She is now at the nexus of a debate over the future of U.S. vaccination policy, in which Kennedy has pushed to scale back the use of vaccines and U.S. public health experts and medical doctors have called for him to resign, saying his policies will hurt Americans.
Some Republicans have also expressed concern over Kennedy’s proposed policies to decrease vaccine access, including Senator Bill Cassidy, chair of the Senate Committee on Health, Education, Labor, and Pensions, who invited Monarez, as well as former Chief Medical Officer Debra Houry to the hearing.
Monarez was the first non-physician appointed to the position in 50 years, brought in as acting director after Trump took office. She was most recently the deputy director of a federal health research agency and previously worked in the Department of Homeland Security and the White House.
She will provide details of the exchange she had with Kennedy before she was fired, saying she was directed to commit in advance to approve every recommendation by Kennedy’s handpicked committee members regardless of the scientific evidence and to fire officials responsible for vaccine policy, the written testimony shows.
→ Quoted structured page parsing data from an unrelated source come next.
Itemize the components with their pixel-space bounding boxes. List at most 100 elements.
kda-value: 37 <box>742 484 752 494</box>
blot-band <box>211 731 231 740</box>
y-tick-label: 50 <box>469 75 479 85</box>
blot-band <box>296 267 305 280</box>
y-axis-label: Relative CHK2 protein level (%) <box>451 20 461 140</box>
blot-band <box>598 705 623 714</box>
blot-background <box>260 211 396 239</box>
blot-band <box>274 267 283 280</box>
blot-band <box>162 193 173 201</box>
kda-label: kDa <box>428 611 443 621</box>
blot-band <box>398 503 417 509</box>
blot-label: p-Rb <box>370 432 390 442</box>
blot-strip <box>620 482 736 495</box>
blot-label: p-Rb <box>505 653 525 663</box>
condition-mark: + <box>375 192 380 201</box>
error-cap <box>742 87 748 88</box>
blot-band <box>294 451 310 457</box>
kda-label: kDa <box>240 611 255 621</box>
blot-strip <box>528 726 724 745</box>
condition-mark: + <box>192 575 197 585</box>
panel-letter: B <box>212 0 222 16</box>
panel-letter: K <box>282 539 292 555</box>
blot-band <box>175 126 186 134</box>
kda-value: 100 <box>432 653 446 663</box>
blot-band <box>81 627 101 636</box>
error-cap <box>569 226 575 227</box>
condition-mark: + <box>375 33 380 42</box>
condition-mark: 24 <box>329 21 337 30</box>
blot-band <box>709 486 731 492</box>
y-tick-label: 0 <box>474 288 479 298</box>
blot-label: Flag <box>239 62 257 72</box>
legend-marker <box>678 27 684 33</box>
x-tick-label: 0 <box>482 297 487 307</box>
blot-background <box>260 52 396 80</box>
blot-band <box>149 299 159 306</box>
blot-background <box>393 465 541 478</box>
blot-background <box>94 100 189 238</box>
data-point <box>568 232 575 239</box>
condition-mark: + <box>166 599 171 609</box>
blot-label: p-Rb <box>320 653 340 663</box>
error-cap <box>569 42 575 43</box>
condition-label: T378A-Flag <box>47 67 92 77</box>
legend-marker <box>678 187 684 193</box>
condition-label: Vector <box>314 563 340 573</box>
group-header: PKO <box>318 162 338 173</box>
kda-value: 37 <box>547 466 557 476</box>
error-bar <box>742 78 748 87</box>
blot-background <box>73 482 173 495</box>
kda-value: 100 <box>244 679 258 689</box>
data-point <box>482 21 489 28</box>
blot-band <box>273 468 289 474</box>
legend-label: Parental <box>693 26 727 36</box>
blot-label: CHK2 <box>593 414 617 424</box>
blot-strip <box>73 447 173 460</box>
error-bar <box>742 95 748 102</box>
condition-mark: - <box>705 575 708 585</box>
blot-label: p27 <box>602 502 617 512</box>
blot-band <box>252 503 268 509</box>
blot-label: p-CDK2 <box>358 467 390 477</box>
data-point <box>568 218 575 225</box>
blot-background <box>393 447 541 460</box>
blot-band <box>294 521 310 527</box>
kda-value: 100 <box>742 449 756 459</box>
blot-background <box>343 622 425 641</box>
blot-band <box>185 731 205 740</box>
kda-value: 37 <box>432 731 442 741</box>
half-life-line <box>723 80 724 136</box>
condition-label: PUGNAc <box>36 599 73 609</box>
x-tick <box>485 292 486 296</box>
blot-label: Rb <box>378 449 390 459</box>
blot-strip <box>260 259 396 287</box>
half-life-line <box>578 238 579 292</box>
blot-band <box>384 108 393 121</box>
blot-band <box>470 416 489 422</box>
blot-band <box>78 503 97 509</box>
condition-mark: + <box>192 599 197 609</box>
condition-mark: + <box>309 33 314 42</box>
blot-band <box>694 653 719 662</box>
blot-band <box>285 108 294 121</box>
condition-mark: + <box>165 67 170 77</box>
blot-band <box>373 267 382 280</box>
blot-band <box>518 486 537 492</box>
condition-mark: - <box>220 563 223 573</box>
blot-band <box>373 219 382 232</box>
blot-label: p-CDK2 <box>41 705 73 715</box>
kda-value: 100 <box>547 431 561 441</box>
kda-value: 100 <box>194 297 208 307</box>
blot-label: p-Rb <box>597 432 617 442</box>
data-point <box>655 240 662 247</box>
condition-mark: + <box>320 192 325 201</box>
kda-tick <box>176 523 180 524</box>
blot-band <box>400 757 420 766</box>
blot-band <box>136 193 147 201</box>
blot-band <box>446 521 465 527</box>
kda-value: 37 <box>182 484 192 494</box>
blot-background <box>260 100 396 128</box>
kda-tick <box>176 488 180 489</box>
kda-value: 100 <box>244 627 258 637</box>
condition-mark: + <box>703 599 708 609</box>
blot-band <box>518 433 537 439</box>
Monarez previously detailed the reason behind her ouster in a Wall Street Journal opinion piece.
In a combative September 4 Senate Finance Committee hearing, Kennedy said she lied and that he never said she needed to pre-approve decisions, but admitted ordering her to fire officials, which she refused to do.
Monarez issued a statement through her lawyers after the hearing saying she sticks by her story and was willing to repeat it under oath. Shortly after, the HELP committee announced the Wednesday hearing.
EXPERT ADVISERS FIRED
Kennedy fired all 17 members of the CDC’s Advisory Committee on Immunization Practices in June and replaced them with 12 handpicked members, including fellow anti-vaccine activists.
He has narrowed eligibility for COVID shots and cut funding for the development of new vaccines using the mRNA technology that was the basis of vaccines widely used during the pandemic.
Criticism of Kennedy has intensified since Monarez’s firing, which triggered resignations of four CDC officials, citing anti-vaccine policies and misinformation he and his team are pushing.
Among them was Houry, who plans to tell the panel she had been at the CDC for a decade and served under six different presidential administrations. Prior to joining the CDC, Houry spent a decade as an emergency room physician.
CDC leaders “were expected to serve as rubber stamps” for Kennedy’s decisions, Houry plans to say according to her prepared written testimony seen by Reuters.
“I resigned because Secretary Kennedy’s actions repeatedly censored CDC science, politicized our processes, and stripped agency leaders of the ability to protect the health of the American people,” she plans to say.